Pensions will remain a valuable part of retirement planning, but strategies that once worked well may need to evolve.

A personal review could help you:

  • understand how the changes affect your estate
  • reconsider how and when you draw income
  • ensure your plans reflect both your needs and your family’s future

Get in touch

If you’re unsure how these changes could affect you, you don’t need to figure it out by yourself. An Amber River financial adviser can help you understand what the 2027 changes mean for your specific situation, review your current plans, and explore options that align with your goals.

For qualified and regulated advice, speak to an Amber River financial planner. To set up an initial appointment, 0800 915 0000. Alternatively, you can use our contact form to arrange an appointment.

FAQs

Will pensions be subject to inheritance tax from 2027?

From 6 April 2027, most unused pension funds are expected to be included in the value of an estate for inheritance tax purposes. This means pensions, which were previously outside the estate, could now increase the likelihood of an inheritance tax liability depending on your overall wealth.

Will the spousal exemption still apply to pensions?

Current rules suggest that assets passed between spouses or civil partners will remain exempt from inheritance tax, including pensions. However, once inherited, those pension funds could form part of the surviving spouse’s estate, meaning tax may still apply later.

Will beneficiaries pay tax on inherited pensions?

Potentially yes. Beneficiaries may face inheritance tax on the pension fund and, in some cases, income tax when withdrawing money. The overall tax treatment will depend on individual circumstances, including the age at death and how benefits are taken.

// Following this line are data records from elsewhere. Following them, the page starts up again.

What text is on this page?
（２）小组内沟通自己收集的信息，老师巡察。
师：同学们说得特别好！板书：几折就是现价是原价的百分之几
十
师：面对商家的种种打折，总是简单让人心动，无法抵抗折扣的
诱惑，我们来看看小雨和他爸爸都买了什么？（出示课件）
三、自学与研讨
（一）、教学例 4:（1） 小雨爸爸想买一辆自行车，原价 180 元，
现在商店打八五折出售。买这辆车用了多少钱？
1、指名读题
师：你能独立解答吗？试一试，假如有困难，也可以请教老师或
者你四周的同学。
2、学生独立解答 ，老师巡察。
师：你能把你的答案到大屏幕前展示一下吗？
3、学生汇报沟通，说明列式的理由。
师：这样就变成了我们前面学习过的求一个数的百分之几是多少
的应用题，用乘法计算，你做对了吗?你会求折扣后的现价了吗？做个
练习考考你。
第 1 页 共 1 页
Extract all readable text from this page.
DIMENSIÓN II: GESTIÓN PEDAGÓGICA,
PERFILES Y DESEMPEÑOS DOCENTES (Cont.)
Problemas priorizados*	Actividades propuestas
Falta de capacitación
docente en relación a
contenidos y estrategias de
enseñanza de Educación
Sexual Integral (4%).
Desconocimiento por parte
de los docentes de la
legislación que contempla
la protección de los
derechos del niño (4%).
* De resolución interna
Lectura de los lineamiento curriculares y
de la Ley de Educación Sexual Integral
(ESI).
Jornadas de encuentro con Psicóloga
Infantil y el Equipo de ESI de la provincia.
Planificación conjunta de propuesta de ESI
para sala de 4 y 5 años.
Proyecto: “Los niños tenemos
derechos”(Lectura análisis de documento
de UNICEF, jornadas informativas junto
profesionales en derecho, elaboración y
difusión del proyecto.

Should I start drawing my pension earlier?

It depends on your situation, but the changes might prompt some people to review how they use their pension. A more balanced approach, drawing from different assets over time, may become more relevant than preserving pensions entirely.

Do I need to update my beneficiary nominations?

It’s worth reviewing them to ensure they still reflect your wishes and align with your wider estate plan. As pensions may now form part of the inheritance tax calculation, consistency across your arrangements becomes more important.

Disclaimer

The information within this article was correct at the time of publishing, but laws and tax rules are subject to change. Your circumstances and where you live in the UK may also have an impact on your tax treatment.